Satria yang mengerti kondisi Adam, akhirnya bersuara. "Maaf Btari, Pak, sepertinya Pak Adam butuh istirahat. Kami berterima kasih atas kunjungan kalian."
Btari mengangguk dan mengambil langkah mundur. Barra segera menggenggam pergelangan tangannya, seolah menegaskan bahwa mereka harus segera pergi.
Namun sebelum mereka keluar dari ruangan, Adam memanggil nama Btari sekali lagi.
"Btari."
Btari berhenti, menoleh perlahan. Barra ikut menoleh, jelas tak suka.
Adam menatapnya dengan tatapan yang sulit diartikan. Ada sesuatu dalam sorot matanya—sesuatu yang mungkin sudah lama ingin ia katakan.

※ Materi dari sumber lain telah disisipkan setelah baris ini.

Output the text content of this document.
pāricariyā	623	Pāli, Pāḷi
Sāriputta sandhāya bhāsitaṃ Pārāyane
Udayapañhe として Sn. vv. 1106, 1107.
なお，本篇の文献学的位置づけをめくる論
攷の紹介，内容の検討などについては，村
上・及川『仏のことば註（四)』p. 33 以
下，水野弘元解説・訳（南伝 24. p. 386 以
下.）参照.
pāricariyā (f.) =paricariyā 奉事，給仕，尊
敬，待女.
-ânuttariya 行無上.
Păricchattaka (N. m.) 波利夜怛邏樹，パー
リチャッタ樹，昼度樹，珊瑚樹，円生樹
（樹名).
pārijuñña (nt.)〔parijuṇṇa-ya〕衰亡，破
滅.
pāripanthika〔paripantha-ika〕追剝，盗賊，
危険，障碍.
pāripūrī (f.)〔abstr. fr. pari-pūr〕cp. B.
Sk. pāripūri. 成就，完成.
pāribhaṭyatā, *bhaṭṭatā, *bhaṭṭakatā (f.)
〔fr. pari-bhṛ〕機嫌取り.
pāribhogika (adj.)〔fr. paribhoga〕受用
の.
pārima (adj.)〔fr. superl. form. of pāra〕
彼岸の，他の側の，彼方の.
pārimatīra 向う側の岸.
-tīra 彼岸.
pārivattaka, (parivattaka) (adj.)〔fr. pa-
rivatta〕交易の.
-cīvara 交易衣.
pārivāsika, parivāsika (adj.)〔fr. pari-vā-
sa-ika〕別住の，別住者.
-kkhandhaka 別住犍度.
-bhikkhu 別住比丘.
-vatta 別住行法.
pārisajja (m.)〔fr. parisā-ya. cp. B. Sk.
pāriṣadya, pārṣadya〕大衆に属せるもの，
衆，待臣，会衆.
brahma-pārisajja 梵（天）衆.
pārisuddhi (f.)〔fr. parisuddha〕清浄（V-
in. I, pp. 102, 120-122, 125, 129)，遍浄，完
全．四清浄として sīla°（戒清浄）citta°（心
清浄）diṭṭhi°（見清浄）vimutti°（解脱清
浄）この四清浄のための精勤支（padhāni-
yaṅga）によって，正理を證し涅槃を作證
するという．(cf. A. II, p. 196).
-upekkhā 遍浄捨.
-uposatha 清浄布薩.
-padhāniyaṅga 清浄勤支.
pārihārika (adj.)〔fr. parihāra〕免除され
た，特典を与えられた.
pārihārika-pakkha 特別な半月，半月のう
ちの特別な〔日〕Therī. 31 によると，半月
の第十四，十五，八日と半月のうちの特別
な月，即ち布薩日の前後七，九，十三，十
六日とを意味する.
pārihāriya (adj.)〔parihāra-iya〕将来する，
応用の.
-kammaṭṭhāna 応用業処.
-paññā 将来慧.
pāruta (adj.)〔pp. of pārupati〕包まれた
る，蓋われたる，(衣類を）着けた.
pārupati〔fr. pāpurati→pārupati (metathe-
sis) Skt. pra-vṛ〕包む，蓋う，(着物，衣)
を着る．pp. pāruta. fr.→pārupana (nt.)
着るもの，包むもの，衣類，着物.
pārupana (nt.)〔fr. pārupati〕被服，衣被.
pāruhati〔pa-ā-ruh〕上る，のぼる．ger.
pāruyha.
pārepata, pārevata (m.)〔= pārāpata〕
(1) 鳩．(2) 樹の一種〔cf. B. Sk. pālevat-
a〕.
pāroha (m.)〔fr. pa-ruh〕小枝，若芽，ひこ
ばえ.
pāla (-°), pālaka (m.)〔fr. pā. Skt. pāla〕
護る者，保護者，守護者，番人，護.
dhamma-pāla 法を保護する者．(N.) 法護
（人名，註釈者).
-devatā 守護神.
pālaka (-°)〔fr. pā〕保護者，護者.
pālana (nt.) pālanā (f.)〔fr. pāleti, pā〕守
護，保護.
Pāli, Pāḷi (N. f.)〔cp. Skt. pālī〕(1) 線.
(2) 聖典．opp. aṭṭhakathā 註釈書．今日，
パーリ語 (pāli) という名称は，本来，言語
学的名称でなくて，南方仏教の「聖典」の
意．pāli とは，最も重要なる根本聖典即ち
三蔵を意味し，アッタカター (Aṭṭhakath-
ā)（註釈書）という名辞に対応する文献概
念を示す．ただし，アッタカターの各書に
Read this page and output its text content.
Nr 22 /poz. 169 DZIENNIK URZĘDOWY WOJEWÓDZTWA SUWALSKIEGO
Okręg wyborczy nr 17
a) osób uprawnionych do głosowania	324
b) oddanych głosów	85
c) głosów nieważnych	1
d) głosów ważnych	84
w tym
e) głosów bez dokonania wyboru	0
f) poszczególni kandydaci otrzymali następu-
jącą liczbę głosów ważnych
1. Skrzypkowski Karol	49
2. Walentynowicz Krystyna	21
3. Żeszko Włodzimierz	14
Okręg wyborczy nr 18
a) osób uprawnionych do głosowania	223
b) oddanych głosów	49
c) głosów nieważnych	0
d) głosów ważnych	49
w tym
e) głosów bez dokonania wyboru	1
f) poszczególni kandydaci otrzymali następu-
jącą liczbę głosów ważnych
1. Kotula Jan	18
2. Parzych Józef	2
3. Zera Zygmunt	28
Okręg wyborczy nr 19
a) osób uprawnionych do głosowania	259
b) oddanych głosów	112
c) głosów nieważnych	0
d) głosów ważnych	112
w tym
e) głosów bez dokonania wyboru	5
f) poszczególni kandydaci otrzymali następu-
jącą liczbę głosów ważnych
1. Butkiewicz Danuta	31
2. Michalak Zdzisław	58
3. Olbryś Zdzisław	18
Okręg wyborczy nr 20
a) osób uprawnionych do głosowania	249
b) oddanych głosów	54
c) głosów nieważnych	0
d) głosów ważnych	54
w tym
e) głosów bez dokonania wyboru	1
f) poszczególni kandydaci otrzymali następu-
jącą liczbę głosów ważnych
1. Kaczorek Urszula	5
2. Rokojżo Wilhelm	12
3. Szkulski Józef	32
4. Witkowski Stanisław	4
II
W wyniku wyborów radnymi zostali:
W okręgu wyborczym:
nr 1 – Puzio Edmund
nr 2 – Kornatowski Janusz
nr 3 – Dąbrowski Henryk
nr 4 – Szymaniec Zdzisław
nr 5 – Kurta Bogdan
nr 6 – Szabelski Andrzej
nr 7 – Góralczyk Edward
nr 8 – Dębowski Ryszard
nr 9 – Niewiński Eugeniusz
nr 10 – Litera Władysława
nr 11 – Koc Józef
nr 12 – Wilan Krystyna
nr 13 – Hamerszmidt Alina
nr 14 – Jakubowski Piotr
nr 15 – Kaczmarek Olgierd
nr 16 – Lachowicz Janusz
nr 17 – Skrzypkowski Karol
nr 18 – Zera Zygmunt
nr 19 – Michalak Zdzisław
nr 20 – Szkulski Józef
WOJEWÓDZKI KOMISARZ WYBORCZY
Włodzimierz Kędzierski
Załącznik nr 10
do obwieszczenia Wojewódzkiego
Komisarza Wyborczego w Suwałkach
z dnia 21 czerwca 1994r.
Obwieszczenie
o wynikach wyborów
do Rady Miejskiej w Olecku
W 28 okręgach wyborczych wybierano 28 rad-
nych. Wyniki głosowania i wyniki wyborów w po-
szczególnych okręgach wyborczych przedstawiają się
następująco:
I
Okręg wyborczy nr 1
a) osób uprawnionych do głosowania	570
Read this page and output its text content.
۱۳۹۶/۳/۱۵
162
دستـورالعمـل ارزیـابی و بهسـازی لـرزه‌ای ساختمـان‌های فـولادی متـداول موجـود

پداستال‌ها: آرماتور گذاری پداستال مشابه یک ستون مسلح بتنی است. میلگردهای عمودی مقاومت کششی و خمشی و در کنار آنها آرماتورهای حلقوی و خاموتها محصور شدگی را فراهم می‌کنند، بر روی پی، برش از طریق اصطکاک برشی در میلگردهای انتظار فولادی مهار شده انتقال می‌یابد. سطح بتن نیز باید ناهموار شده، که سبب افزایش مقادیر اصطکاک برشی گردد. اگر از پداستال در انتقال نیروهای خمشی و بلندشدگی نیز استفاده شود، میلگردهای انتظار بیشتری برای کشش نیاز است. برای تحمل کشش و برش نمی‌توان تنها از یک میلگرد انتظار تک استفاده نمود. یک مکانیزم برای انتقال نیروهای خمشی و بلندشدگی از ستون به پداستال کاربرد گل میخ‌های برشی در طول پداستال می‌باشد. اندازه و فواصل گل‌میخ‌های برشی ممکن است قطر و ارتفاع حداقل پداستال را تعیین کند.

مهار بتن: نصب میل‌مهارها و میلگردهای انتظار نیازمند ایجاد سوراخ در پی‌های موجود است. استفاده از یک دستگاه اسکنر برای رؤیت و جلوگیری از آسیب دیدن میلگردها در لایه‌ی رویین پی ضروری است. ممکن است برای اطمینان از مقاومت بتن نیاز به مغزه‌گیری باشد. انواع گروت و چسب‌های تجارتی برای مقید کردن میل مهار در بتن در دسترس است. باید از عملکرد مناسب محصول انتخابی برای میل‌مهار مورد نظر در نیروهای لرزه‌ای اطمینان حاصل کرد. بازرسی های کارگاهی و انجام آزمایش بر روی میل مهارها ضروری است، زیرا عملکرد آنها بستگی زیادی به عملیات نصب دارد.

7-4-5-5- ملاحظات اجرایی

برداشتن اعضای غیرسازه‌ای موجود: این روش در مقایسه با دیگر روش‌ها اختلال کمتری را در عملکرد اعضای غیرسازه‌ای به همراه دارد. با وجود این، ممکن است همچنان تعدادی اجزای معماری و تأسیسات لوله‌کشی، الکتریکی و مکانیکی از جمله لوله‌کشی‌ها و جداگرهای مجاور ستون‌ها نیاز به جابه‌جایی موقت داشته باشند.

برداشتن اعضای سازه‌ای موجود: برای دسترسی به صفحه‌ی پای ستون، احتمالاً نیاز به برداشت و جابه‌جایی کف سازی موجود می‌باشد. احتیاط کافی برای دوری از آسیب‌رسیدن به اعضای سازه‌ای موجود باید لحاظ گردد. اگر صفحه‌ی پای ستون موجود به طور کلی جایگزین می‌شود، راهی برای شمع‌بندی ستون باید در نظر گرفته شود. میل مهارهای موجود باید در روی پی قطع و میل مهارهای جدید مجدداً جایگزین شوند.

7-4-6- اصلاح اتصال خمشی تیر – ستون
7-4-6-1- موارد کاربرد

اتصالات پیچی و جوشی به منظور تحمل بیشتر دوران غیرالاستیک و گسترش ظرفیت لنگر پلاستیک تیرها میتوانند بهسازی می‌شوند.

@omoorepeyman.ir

Namun, yang keluar dari mulutnya hanyalah: "Hati-hati di jalan."
Btari tersenyum tipis. "Terima kasih. Kamu juga, cepat sembuh."
Lalu mereka pergi, meninggalkan Adam yang masih duduk di tempat tidurnya, sementara Satria menatap atasannya dengan sorot mata penuh arti.
"Dia masih Btari-ku yang lama, Sat." Lirih Adam.